Many queued, and already running encoding jobs were not managed correctly by the scheduling logic and therefore could not run successfully and new and existing encoding jobs could not fully use the available encoding slots. The stuck encoding jobs were set to ERROR by the engineering team. Encoding jobs that were cleaned up by engineers did not trigger configured notifications. Between 16:15 and 17:00 an elevated error rate for API services was observed. Therefore we propose to have proper retry handling with exponential backoff in place as described in our best practice guide.

Remediation

Once the Engineering team was made aware of the issues by the monitoring and alerting systems as well as customer feedback, the investigation into the problems was started.

Once the unusually high number of connections on the database was discovered the services that connect to the database were restarted which caused the number of connections to go down to manageable levels again. The team fixed the inconsistent state in the scheduling service to allow all encoding jobs to get into a running state again.
Some encoding jobs were detected to be stuck during the time of the incident and the engineering team set them to error. Our recommendation is to rerun those encoding jobs.

Timeline

Apr 13, 16:15 - Internal monitoring and first customer reports indicated an elevated error rate for our API. Exhausted database connections were identified as the root cause.

Apr 13, 17:10 - The number of used database connections was recovered back to normal levels. API error rates were back to normal levels.

Apr 13, 19:10 - The faulty state in the scheduling service was fixed, and queued encoding jobs started normally again. Stuck encoding jobs could reduce the number of available encoding slots for existing customers.

Apr 13, 21:45 - Cleanup of stuck encoding jobs was finished, and affected customers were able to leverage all their encoding slots again.

Prevention

The team will rework limits to the amount of allowed create requests on Bitmovin encoding resources and rate-limit excessive usage of the service. This will be done in a way that will not affect the normal operation of our current customer's integrations with the Bitmovin encoding service.

One root cause of the incident was that services were running out of database connections leading to failures in the services. The team will review the limits of database connections available in the overall system and the affected services and make appropriate optimizations.

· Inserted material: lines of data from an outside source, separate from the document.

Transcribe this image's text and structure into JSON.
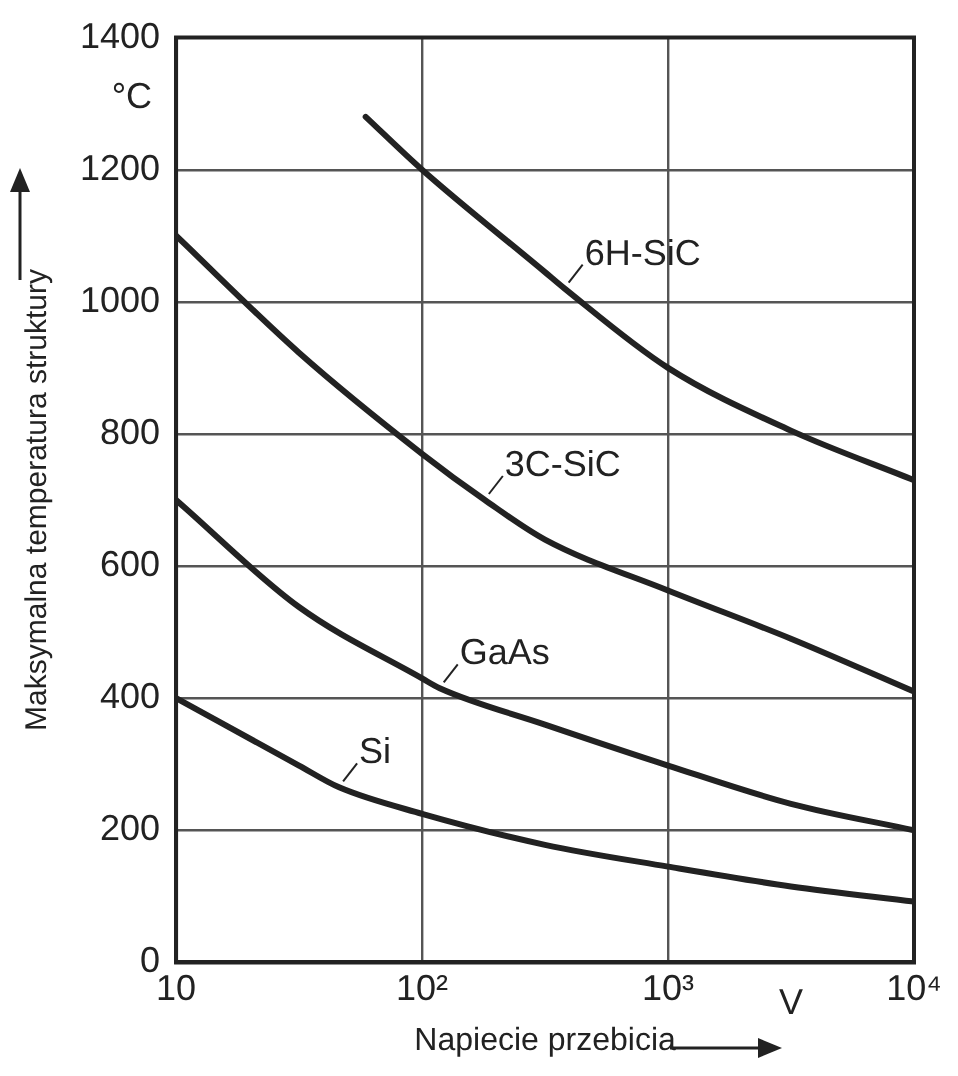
{
  "chart_data": {
    "type": "line",
    "xlabel": "Napiecie przebicia",
    "ylabel": "Maksymalna temperatura struktury",
    "log": "x",
    "grid": true,
    "marker": "none",
    "line_style": "solid",
    "legend": false,
    "xlim": [
      10,
      10000
    ],
    "xticks": [
      10,
      {
        "value": 100,
        "label": "10²"
      },
      {
        "value": 1000,
        "label": "10³"
      },
      {
        "value": 10000,
        "label": "10⁴"
      }
    ],
    "ylim": [
      0,
      1400
    ],
    "yticks": [
      0,
      200,
      400,
      600,
      800,
      1000,
      1200,
      1400
    ],
    "series": [
      {
        "color": "#222222",
        "x": [
          59,
          100,
          316,
          380,
          1000,
          3160,
          10000
        ],
        "values": [
          1280,
          1200,
          1045,
          1020,
          900,
          805,
          730
        ]
      },
      {
        "color": "#222222",
        "x": [
          10,
          31.6,
          100,
          180,
          316,
          1000,
          3160,
          10000
        ],
        "values": [
          1100,
          923,
          770,
          700,
          640,
          563,
          490,
          410
        ]
      },
      {
        "color": "#222222",
        "x": [
          10,
          31.6,
          100,
          118,
          316,
          1000,
          3160,
          10000
        ],
        "values": [
          700,
          538,
          430,
          415,
          360,
          298,
          240,
          200
        ]
      },
      {
        "color": "#222222",
        "x": [
          10,
          31.6,
          46,
          100,
          316,
          1000,
          3160,
          10000
        ],
        "values": [
          400,
          298,
          265,
          225,
          178,
          145,
          115,
          92
        ]
      }
    ],
    "annotations": [
      "°C",
      "V",
      {
        "text": "6H-SiC",
        "x": 380,
        "y": 1020
      },
      {
        "text": "3C-SiC",
        "x": 180,
        "y": 700
      },
      {
        "text": "GaAs",
        "x": 118,
        "y": 415
      },
      {
        "text": "Si",
        "x": 46,
        "y": 265
      }
    ]
  }
}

In addition, the causes and implications of the faulty state of the scheduling service will be analyzed and fixed.

What to do as a customer

Please check your encoding jobs during the incident time
If they are FINISHED they have been processed correctly and you can use the output files as normal.
If your encoding jobs are in ERROR state, please redo them. Please note that we don't bill these ERROR state encoding jobs.
In rare cases, it can be that you see some inconsistent data in the dashboard of impacted encoding jobs, such as long-running ANALYSIS tasks. Please ignore them, they have no impact on the results of your encoding.

Posted Apr 18, 2023 - 12:10 UTC

Resolved

The incident is resolved. Everything is operating normally again. The team will provide a post-mortem in the upcoming days.

Posted Apr 13, 2023 - 21:56 UTC

Monitoring

All encoding jobs that were stuck in a running state have been purged. Encoding jobs are processing normally. We will keep monitoring the system.

Posted Apr 13, 2023 - 21:33 UTC

Update

Queued encoding jobs are being processed again. The team is looking now at the running encoding jobs that are stuck.

Posted Apr 13, 2023 - 19:23 UTC

Update

API error rate is back at normal levels. The team is now investigating encoding jobs that are stuck in queued and running state.

Posted Apr 13, 2023 - 18:11 UTC

Investigating

We are experiencing an elevated level of API errors and are currently looking into the issue.

Posted Apr 13, 2023 - 17:29 UTC

This incident affected: Bitmovin API (Account Service, Input Service, Encoding Service, Output Service, Statistics Service, Infrastructure Service, Configuration Service, Manifest Service, Player Service).